Żyjemy w czasach, kiedy młodość oraz piękno to najważniejsze wyznawane wartości. Brzydzimy się zmarszczek i siwych włosów, starość jest dla nas tematem tabu. Jak poradzić sobie z ogólnie panującym kultem młodości?
Przede wszystkim należy zaakceptować siebie. Młodość nie kończy się wraz z osiągnięciem określonego wieku. Młodość to stan umysłu. Najważniejsze jest, jak się czujemy – mówi psycholog Agnieszka Adamczyk-Musiał. Zamiast sięgać po skalpel lub siedzieć przed telewizorem i zrzędzić, warto zadbać o swoje zdrowie fizyczne i psychiczne.
W pułapkę kultu młodości głównie wpadają osoby niedowartościowane, mające problemy z pewnością siebie. Za wszelką cenę chcą nadążać za panującymi trendami, przez co często narażają się na śmieszność – dodaje psycholożka
Jak wynika z badań CBOS, Polacy czują się młodzi do 37 roku życia. Co potem? Dojrzałość i starość, której tak bardzo się boimy.

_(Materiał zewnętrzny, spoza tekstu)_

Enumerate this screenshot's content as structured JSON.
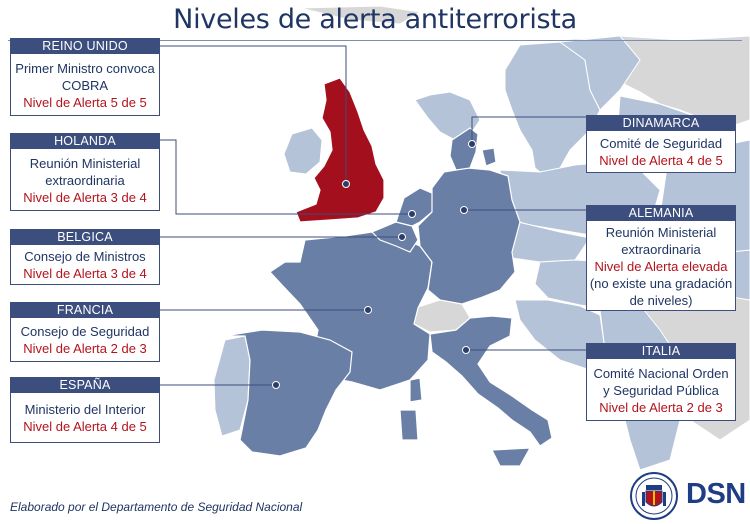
{
  "title": "Niveles de alerta antiterrorista",
  "credit": "Elaborado por el Departamento de Seguridad Nacional",
  "logo_text": "DSN",
  "colors": {
    "header": "#3c4e7e",
    "alert_text": "#b3131d",
    "body_text": "#1f3563",
    "uk_fill": "#a30f1c",
    "featured_countries": "#6a7fa6",
    "other_countries": "#b4c3d8",
    "non_eu": "#d7d7d7",
    "sea": "#ffffff"
  },
  "countries": {
    "reino_unido": {
      "name": "REINO UNIDO",
      "line1": "Primer Ministro convoca",
      "line2": "COBRA",
      "level": "Nivel de Alerta 5 de 5"
    },
    "holanda": {
      "name": "HOLANDA",
      "line1": "Reunión Ministerial",
      "line2": "extraordinaria",
      "level": "Nivel de Alerta 3 de 4"
    },
    "belgica": {
      "name": "BELGICA",
      "line1": "Consejo de Ministros",
      "level": "Nivel de Alerta 3 de 4"
    },
    "francia": {
      "name": "FRANCIA",
      "line1": "Consejo de Seguridad",
      "level": "Nivel de Alerta 2 de 3"
    },
    "espana": {
      "name": "ESPAÑA",
      "line1": "Ministerio del Interior",
      "level": "Nivel de Alerta 4 de 5"
    },
    "dinamarca": {
      "name": "DINAMARCA",
      "line1": "Comité de Seguridad",
      "level": "Nivel de Alerta 4 de 5"
    },
    "alemania": {
      "name": "ALEMANIA",
      "line1": "Reunión Ministerial",
      "line2": "extraordinaria",
      "level": "Nivel de Alerta elevada",
      "line3": "(no existe una gradación",
      "line4": "de niveles)"
    },
    "italia": {
      "name": "ITALIA",
      "line1": "Comité Nacional Orden",
      "line2": "y Seguridad Pública",
      "level": "Nivel de Alerta 2 de 3"
    }
  }
}
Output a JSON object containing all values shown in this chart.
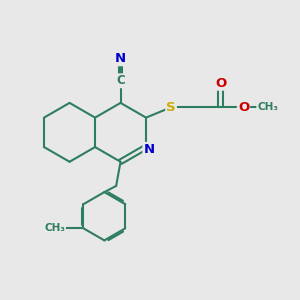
{
  "bg_color": "#e8e8e8",
  "bond_color": "#2e7d5e",
  "bond_width": 1.5,
  "atom_colors": {
    "N": "#0000cc",
    "S": "#ccaa00",
    "O": "#cc0000",
    "C": "#2e7d5e"
  },
  "figsize": [
    3.0,
    3.0
  ],
  "dpi": 100,
  "xlim": [
    0,
    10
  ],
  "ylim": [
    0,
    10
  ]
}
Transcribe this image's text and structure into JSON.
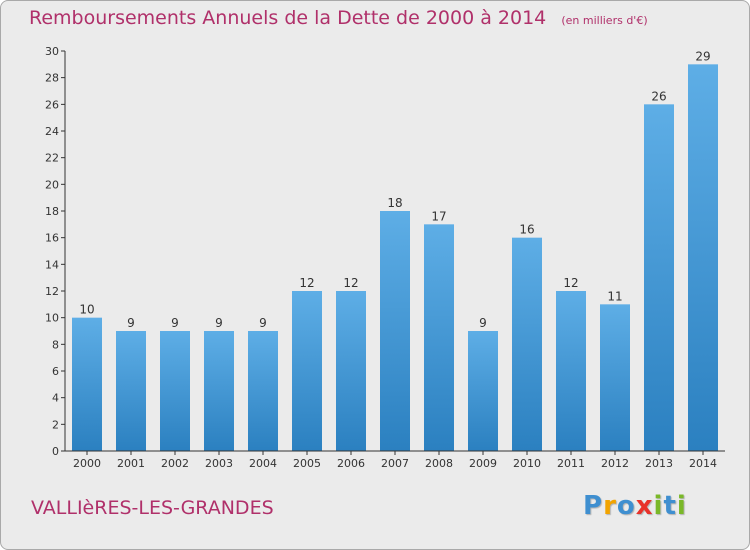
{
  "chart_data": {
    "type": "bar",
    "title": "Remboursements Annuels de la Dette de 2000 à 2014",
    "unit_note": "(en milliers d'€)",
    "categories": [
      "2000",
      "2001",
      "2002",
      "2003",
      "2004",
      "2005",
      "2006",
      "2007",
      "2008",
      "2009",
      "2010",
      "2011",
      "2012",
      "2013",
      "2014"
    ],
    "values": [
      10,
      9,
      9,
      9,
      9,
      12,
      12,
      18,
      17,
      9,
      16,
      12,
      11,
      26,
      29
    ],
    "ylim": [
      0,
      30
    ],
    "yticks": [
      0,
      2,
      4,
      6,
      8,
      10,
      12,
      14,
      16,
      18,
      20,
      22,
      24,
      26,
      28,
      30
    ],
    "grid": false,
    "xlabel": "",
    "ylabel": ""
  },
  "footer": {
    "commune": "VALLIèRES-LES-GRANDES",
    "brand": [
      "P",
      "r",
      "o",
      "x",
      "i",
      "t",
      "i"
    ]
  },
  "colors": {
    "title": "#b0306a",
    "bar_top": "#5eaee6",
    "bar_bottom": "#2b80c0",
    "axis": "#333333",
    "brand": [
      "#3f8fd0",
      "#f2a400",
      "#3f8fd0",
      "#e8322a",
      "#7ab828",
      "#3f8fd0",
      "#7ab828"
    ]
  }
}
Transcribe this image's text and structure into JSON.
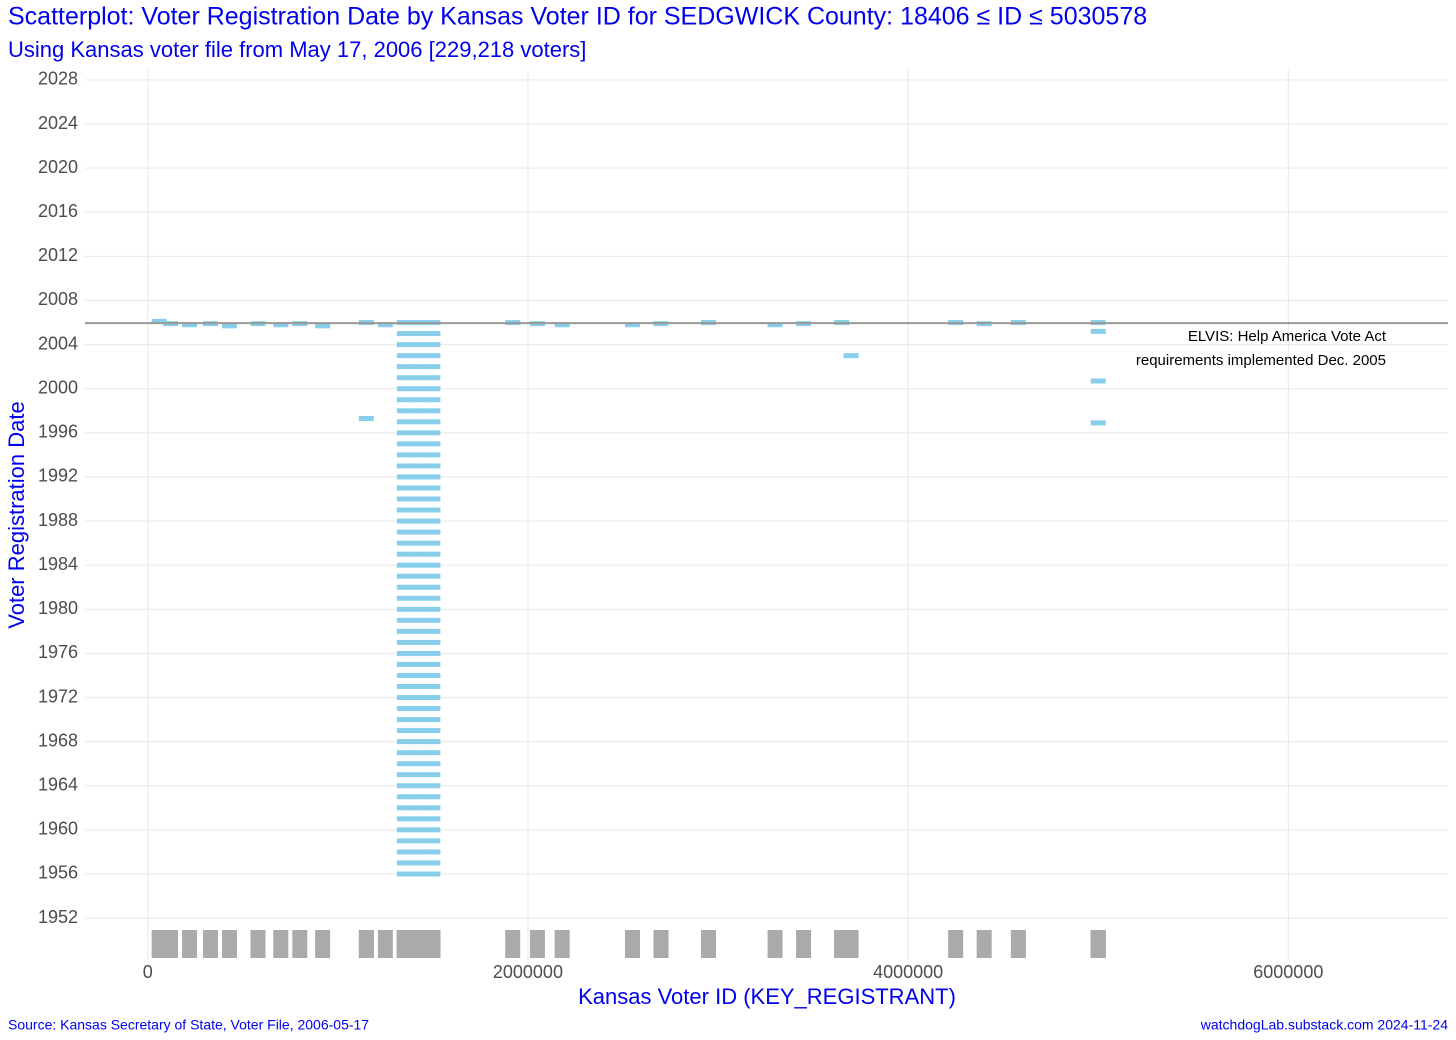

Na osoby starsze kult młodości ma tymczasem szczególnie negatywny wpływ. Jeśli patrzą one na świat przez pryzmat rozwijających się technologii, czują się niepotrzebne – wyjaśnia ekspertka.
A przecież to od seniorów warto się uczyć, jak żyć – jak nie gonić bez opamiętania za pieniędzmi, przyjemnościami i młodością.